Eine Affekthandlung schließt niedrige Beweggründe nicht generell aus; ein hochgradiger Erregungszustand kann jedoch die Fähigkeit beeinträchtigen, sich über die Triebfeder der Tat klar zu werden.

Relevante Normen
§ 211, 212, 301 StGB§ 344 StPO

Vorinstanzen

Schwurgericht München I, 11. Oktober 1950

Rubrum

Im Namen des Volkes

In der Strafsache gegen den Händler Karl ██ ███ aus ████, geboren am █████ in █, 2. Zt. in Untersuchungshaft im Gefängnis, wegen Totschlags hat der 1. Strafsenat des Bundesgerichtshofs in der Sitzung vom 26. Juni 1951, an der teilgenommen haben:

Senatspräsident Richter als Vorsitzender, Bundesrichter Dr. Peetz, Bundesrichter Mentel, Bundesrichter Dr. Geier, Bundesrichter Glanzmann als beisitzende Richter, Bundesanwalt ███ als Vertreter der Bundesanwaltschaft,

Tenor

Die Revision der Staatsanwaltschaft gegen das Urteil des Schwurgerichts München I vom 11. Oktober 1950 wird verworfen. Die Kosten des Rechtsmittels hat die Staatskasse zu tragen.

Von Rechts wegen.

Gründe

1. Das Schwurgericht hat festgestellt: Der Angeklagte ist ein dem Trunke ergebener Mensch. Er kam in der Woche drei- bis viermal betrunken nach Hause und misshandelte dann seine Ehefrau. Da er seit der Währungsreform einen Pfennig mehr zum gemeinschaftlichen Haushalt beigesteuert hatte, reichte sie im März 1950 gegen ihn die Ehescheidungsklage ein. Beide wohnten aber weiter zusammen. In der Wohnung hatte auch die eheliche Tochter der Frau ████, Josefa █████, ein Zimmer inne. Sie erhielt des Öfteren Besuch ihres Bräutigams, Josef ██████, der gelegentlich auch in ihrem Zimmer übernachtete. Dies gab dem Angeklagten Anlass, seine Ehefrau bei den häufigen Auseinandersetzungen als „Kupplerin“ zu bezeichnen.

Wegen des Verhaltens, das der Angeklagte seiner Frau gegenüber zeigte, machte ihm ███ an einem Tage etwa Anfang März 1950 █████████████ Vorwürfe und drohte ihm Schläge an, wenn er sich nicht bessere, und klopfte ihm dabei mit der Faust einige Male auf den Kopf.
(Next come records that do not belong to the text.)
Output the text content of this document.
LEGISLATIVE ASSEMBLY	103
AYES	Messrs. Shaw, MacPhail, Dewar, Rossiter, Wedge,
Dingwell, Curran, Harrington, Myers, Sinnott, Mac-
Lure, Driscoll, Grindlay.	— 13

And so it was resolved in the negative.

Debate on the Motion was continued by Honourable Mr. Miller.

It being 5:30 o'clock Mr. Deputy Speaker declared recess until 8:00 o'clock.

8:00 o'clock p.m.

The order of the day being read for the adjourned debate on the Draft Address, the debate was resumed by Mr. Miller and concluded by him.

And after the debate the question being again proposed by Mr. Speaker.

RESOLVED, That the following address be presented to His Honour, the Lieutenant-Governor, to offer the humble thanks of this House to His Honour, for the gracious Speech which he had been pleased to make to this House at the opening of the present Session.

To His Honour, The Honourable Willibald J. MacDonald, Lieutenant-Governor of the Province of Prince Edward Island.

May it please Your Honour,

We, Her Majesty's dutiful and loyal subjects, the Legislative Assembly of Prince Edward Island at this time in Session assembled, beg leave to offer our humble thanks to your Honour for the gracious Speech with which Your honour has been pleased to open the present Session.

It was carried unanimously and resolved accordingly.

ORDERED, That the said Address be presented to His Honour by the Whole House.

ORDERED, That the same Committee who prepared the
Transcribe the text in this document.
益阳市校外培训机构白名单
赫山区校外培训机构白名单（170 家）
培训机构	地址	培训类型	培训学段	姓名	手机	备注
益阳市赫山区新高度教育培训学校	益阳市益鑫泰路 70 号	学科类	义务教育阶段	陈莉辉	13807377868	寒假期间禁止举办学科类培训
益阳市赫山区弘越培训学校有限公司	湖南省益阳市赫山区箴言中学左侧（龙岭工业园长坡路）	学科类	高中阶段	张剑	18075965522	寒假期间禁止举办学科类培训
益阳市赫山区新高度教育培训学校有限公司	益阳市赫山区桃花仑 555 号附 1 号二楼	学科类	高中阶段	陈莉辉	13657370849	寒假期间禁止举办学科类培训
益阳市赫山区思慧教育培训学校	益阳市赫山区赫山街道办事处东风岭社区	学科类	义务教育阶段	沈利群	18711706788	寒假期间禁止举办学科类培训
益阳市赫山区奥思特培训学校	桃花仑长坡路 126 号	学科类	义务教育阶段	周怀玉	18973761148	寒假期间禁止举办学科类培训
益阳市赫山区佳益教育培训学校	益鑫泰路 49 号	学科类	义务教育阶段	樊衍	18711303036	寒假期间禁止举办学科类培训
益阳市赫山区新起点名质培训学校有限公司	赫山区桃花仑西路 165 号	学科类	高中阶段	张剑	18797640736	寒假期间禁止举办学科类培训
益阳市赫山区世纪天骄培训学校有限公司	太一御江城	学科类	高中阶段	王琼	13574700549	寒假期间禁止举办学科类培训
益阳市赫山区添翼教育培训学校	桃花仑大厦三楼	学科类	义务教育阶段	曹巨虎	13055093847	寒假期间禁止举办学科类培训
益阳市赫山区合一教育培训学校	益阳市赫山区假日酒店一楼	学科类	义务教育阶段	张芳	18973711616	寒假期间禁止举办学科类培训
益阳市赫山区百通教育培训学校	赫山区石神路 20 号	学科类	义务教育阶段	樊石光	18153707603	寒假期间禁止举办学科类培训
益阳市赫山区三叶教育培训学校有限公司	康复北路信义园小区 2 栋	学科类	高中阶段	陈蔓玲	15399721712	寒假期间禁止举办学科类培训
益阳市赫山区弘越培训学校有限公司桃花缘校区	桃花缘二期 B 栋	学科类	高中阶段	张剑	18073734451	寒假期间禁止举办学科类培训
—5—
Als der Angeklagte kurze Zeit später von einer Mitbewohnerin des Hauses erfuhr, dass seine Stieftochter mit einem Beil gegen ihn habe vorgehen wollen, kam er spät nachts wieder einmal in stark betrunkenem Zustand und ohne den Schlüssel mit den Hausbewohnern seiner Frau nach Hause, zog ein großes Küchenmesser aus der Schublade und äußerte zu der Mitbewohnerin: „Mit diesem Messer schlitze ich den ███ noch von oben bis unten auf, dann habe ich meine Ruhe.“

In der Nacht zum 6. Mai 1950 fing der zu später Stunde heimkehrende Angeklagte wieder mit seiner Frau, die bereits im Bette lag, einen Streit an; der Grund war, dass ihn die Stieftochter gefragt hatte, ob er zur Zubereitung eines Abendessens Gas verbraucht habe. Er ließ sich nicht beruhigen und begann gegen vier Uhr morgens nochmals eine Schimpferei, in deren Verlauf er seiner Frau mit der Faustseite stieß und sie schließlich derart in die Bettdecke wickelte, dass die Bettstatt zusammenbrach. Auf die Hilferufe der Frau eilte ihre Tochter herbei und holte sie in ihr Zimmer, wo sie den Rest der Nacht verbrachte.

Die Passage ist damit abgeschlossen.